A few tips to get your continual improvement process started:
- Measure things that add value to organizational decisions. Measuring for the sake of measuring is a waste of time.
- Make goal-setting a 360-degree exercise- Look inward through the organization rank and file for innovative ideas. Seek advice and input from external stakeholders too (your suppliers and customers matter too!)
- Build off of prior continual improvement initiatives to track perform over longer periods of time. It’s not like you flicked on a switch one day and became the sustainable organization that you aspire to be. It takes time.
- Commit to what you can control or influence. Don't make broad declarations that you cannot achieve because you've no influence. Don't over commit ( although a few heretically goals here and there aren't too dangerous)

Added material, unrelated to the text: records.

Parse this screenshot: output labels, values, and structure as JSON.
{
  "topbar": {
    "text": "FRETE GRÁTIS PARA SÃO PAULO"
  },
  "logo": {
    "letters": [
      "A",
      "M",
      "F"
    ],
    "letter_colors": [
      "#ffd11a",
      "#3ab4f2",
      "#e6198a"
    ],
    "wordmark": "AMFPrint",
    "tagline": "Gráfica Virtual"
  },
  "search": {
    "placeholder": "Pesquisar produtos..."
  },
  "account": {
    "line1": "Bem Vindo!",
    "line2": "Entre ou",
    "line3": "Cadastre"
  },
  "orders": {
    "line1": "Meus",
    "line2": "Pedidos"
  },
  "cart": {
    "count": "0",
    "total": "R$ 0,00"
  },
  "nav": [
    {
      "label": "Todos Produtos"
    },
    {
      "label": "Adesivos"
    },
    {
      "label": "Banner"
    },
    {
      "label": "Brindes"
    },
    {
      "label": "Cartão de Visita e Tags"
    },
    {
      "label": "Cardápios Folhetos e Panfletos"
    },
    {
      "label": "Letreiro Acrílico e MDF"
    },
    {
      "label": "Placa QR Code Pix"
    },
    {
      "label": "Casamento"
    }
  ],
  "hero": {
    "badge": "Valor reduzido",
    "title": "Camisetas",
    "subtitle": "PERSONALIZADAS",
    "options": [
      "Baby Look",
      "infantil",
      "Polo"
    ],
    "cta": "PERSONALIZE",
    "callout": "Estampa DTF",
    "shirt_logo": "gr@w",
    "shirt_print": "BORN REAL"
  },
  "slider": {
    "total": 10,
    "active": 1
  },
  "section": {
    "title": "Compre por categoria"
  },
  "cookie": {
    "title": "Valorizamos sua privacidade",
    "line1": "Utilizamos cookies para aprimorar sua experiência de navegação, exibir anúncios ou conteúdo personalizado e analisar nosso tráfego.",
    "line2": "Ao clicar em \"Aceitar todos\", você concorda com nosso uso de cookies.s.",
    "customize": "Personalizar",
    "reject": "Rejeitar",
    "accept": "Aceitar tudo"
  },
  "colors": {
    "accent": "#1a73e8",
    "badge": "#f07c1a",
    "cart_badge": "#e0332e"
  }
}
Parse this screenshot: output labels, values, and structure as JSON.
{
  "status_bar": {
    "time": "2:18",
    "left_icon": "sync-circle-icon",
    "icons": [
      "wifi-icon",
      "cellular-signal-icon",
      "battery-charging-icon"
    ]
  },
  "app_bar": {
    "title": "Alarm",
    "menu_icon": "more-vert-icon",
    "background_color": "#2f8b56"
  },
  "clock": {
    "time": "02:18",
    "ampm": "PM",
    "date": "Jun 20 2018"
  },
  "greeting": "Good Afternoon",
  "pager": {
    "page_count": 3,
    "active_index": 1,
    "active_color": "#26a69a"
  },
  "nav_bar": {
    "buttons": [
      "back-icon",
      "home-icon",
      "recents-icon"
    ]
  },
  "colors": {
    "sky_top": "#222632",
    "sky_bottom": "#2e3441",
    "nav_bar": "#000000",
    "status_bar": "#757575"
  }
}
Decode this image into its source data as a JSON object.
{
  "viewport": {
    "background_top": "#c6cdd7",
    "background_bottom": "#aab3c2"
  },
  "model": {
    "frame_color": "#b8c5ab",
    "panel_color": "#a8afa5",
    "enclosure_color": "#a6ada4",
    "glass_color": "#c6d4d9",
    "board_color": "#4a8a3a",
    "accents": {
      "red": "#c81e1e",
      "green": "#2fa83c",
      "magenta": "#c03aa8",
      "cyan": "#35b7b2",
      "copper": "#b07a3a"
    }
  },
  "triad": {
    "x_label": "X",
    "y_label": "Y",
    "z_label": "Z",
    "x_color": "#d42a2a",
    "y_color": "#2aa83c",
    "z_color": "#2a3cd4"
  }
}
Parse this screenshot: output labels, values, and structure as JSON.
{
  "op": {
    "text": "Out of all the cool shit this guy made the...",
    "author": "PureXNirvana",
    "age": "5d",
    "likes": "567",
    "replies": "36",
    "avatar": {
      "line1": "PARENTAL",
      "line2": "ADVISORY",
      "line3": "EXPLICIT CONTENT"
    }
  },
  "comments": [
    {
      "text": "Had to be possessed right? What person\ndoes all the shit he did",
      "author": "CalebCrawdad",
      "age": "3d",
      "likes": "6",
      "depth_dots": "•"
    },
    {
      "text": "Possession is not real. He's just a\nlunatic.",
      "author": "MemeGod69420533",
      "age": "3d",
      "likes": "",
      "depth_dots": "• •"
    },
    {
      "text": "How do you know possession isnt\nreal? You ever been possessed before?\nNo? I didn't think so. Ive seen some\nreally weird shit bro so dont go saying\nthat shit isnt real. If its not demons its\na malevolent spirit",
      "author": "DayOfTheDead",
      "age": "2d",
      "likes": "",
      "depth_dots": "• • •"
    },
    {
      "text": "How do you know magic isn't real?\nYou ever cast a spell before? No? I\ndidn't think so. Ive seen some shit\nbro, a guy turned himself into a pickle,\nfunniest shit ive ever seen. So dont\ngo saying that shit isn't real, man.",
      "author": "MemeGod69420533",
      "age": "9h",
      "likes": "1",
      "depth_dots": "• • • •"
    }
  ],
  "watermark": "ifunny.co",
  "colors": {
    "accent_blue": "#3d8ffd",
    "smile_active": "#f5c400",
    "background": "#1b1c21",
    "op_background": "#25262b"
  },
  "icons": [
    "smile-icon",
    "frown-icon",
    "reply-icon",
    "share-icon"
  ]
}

- Get some quick wins under your belt, scale performance incrementally in line with the financial and labor resources that you've budgeted
- Own the goal and be accountable. It’s not likely that organizations will succeed in meeting their goals without someone keeping track. Make sustainability performance part of personal or group performance evaluations.
- Measure, Report, Repeat.Don't stop at the first sign of success or trouble. Look for ways to press on, raise the bar and continually improve. Report progress regularly (sometimes monthly, sometimes quarterly. It all depends on what is being measured.
- Go Short, Go Long. Set some targets as short term goals, but think long term too (three to five years out), and in alignment with corporate strategies.Most large companies like my client (Johnson & Johnson), Unilever, Sony and many others usually set five to eight year planning horizons.
- Measure things that compare well but slightly differentiate yourselves from your competitors. Novel and unique metrics are just as important to differentiating you as your products.
- Seek out globally-recognized metrics (like the Global Reporting Initiative) to assure that multi-national companies who also measure sustainability metrics can apply the data to their own goals.
- If you are a large company with multiple department, divisions or sites, the metrics of the subordinate organizations must be able to be “rolled up” in a way that addresses the entire organization but still meets site or department specific needs.
- Report the Bad with the Good: No one’s perfect and a little self deprecation, even in business can pay handsomely from a reputational point of view. In this WikiLeaks era, information moves swiftly. Stay ahead of “the story”, own up to the shortfalls, you'll be forgiven and given more credit for your successes.
On second thought, I did win a “big” race. My freshman year in high school I placed first in a 100 yard Individual Medley event against an arch rival high school in the Chicago suburbs. That was my greatest moment in the pool…for a race many said I wouldn't even finish.